Like Iger, Musk has his own corporate interests to protect. In 2015, the Los Angeles Times reported that Musk’s companies—Tesla, SolarCity and SpaceX—had received an estimated $4.9 billion in government subsidies, including nearly $500 million in direct grants from the Treasury Department.
Iger, in defending his participation in the council at the shareholder meeting, quoted from the musical Hamilton’s song, “The Room Where It Happens.” This premise works if one can picture Iger or Musk articulating a point during a council meeting—say, about the dangers of climate change—as Trump listens and takes notes, pondering and then acting on this new information. But is there anyone, by now, who can imagine such a scenario?

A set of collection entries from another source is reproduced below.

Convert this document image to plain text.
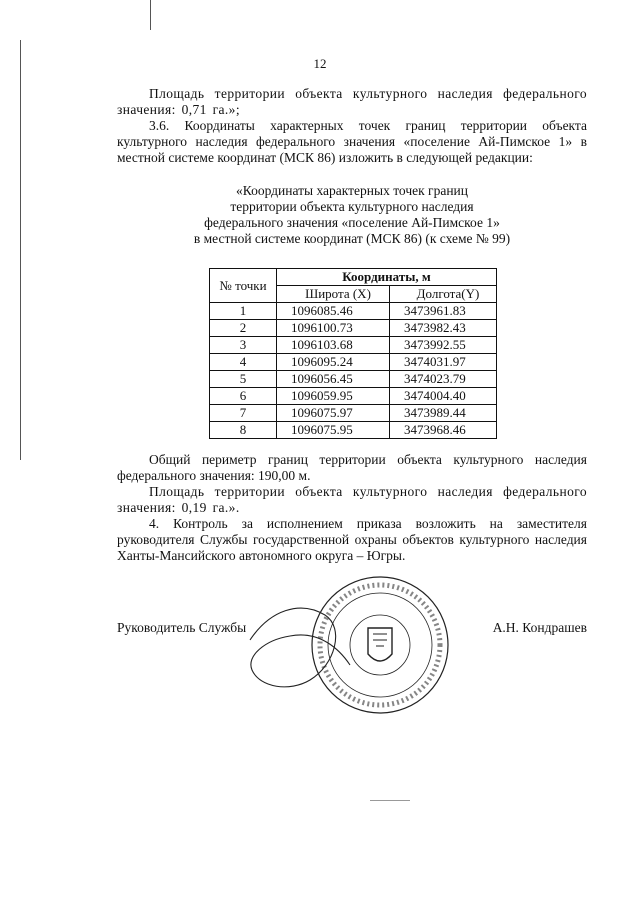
12

Площадь территории объекта культурного наследия федерального значения: 0,71 га.»;

3.6. Координаты характерных точек границ территории объекта культурного наследия федерального значения «поселение Ай-Пимское 1» в местной системе координат (МСК 86) изложить в следующей редакции:

«Координаты характерных точек границ
территории объекта культурного наследия
федерального значения «поселение Ай-Пимское 1»
в местной системе координат (МСК 86) (к схеме № 99)
№ точки	Координаты, м	
	Широта (X)	Долгота(Y)
1	1096085.46	3473961.83
2	1096100.73	3473982.43
3	1096103.68	3473992.55
4	1096095.24	3474031.97
5	1096056.45	3474023.79
6	1096059.95	3474004.40
7	1096075.97	3473989.44
8	1096075.95	3473968.46

Общий периметр границ территории объекта культурного наследия федерального значения: 190,00 м.

Площадь территории объекта культурного наследия федерального значения: 0,19 га.».

4. Контроль за исполнением приказа возложить на заместителя руководителя Службы государственной охраны объектов культурного наследия Ханты-Мансийского автономного округа – Югры.

Руководитель Службы	А.Н. Кондрашев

Enthusiastic Trump supporters like Chandi, of course, were never interested in playing an adversarial role. Still, it remains to be seen whether Trump will be able to deliver on the promises he wants to see, like the slashing of regulations and corporate taxes. What is clear is that Trump is already having a noticeable impact in California, especially in immigrant and farmworker communities like the Coachella Valley. Numerous medical clinics in the area are reporting significant drops in patient visits, which they attribute to fears of deportation. Families are limiting the number of times they leave their homes, and many have created emergency plans to ensure their children have someone to care for them if they are detained.
“There has been panic here, a terrible panic,” said a mother of two boys, who lives in a trailer down the road from where the ARCO protest was held. The woman is undocumented and asked that her name not be used. Since Trump’s election, she told me, she has felt a general heaviness, a sense that at any given moment, everything could be snatched away. The family rarely eats out and has stopped going to the movies, in order to minimize how often they drive — her nightmare is being pulled over and arrested by the Border Patrol in front of her children. She says that most of her friends are doing the same. And if this keeps up, at a certain point the fear that Trump has unleashed might even end up harming supporters like Chandi, who, after all, can’t make money off of people who are too afraid to venture outside.